Frank Leonard Walker
16 Just Hanging Around: Acoustic Hangers and More Treatment
Updated: Apr 4, 2021
Having been worried through research about the low-end problems of a small room, I looked at all possible avenues for appropriate solutions. Not being content with just one form of bass-trapping alone, I decided I would also add some acoustic hangers.
Acoustic hangers are known to provide a good amount of absorption, especially in the low frequencies. However, there is not a great amount of detail on how these types of absorbers actually work. The paper 'Sound Field Characterization and Absorption Measurement of Wideband Absorbers'
demonstrated that each panel creates a 'waveguide effect', meaning, as soundwaves travel through the hangers they are gently guided towards the direction of the hangers. If we hang the panels angled to the wall (rather than perpendicular), it will help stop sound reflecting directly off of the back wall, removing the likelihood of standing waves. However, this doesn't fully explain the great absorption coefficient that these hangers possess.

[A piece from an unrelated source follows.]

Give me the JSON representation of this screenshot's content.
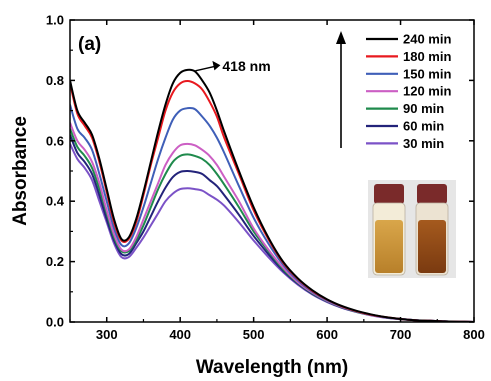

Discussions have appeared on many a forum with theories on how these might work, and it is typically considered that the size of the panel has an effect on the frequencies it is efficient at absorbing, with bigger panels absorbing lower frequencies. Therefore, having a range of sizes can help cover a broader range of frequencies.
One other aspect of the hangers is an observable one, as the acoustic hangers are... well, hanging, they are free to swing. As you push one panel it will begin to sway, then gradually the other panels will start swaying out of sync, creating compression and expansion of the air pressure between. From my understanding, if a decent amount of sound is generated from the speakers, the panels will begin to sway by themselves creating this change in acoustic impedance that the sound needs to travel through, and removing energy from the soundwaves.
To get the best performance out of these hangers, the material used needs to be taken into consideration. As per John Sayers's design (right), you want the panels to be light enough to freely hang and swing. So the core material to which the insulation will be glued is made from a light recycled material, similar to the material used in pin-boards. As I'm in the UK, I used a Sundeala 12mm board for the inner core and just a standard 25mm insulation roll (Rockwool is too dense for this job). Everything was cut to size, then the insulation was glued to the board with a spray adhesive.
Once the panels were made, I hung them one by one, ensuring the correct distance between each panel.
To hang the boards, I just bought some cheap screw-in hooks and small wire cables. The hooks were screwed into the plasterboard ceiling and holes drilled through the top of the panel for the wire to thread through.
To make use of empty space, I also hung more of these panels in the basement's 'bay window'.
Once all the bass treatment was in I could focus on mid and high-frequency absorption, fortunately, this doesn't require quite as much trickery to fix as the low-end. Strategic placement of some 100mm RW3 Rockwool around the room, namely the reflection points, and the back wall would help tame the mid-range. I was careful not to put absorption everywhere, otherwise, the high end can be sucked out of the room, leaving a dull, dead-sounding, lifeless space.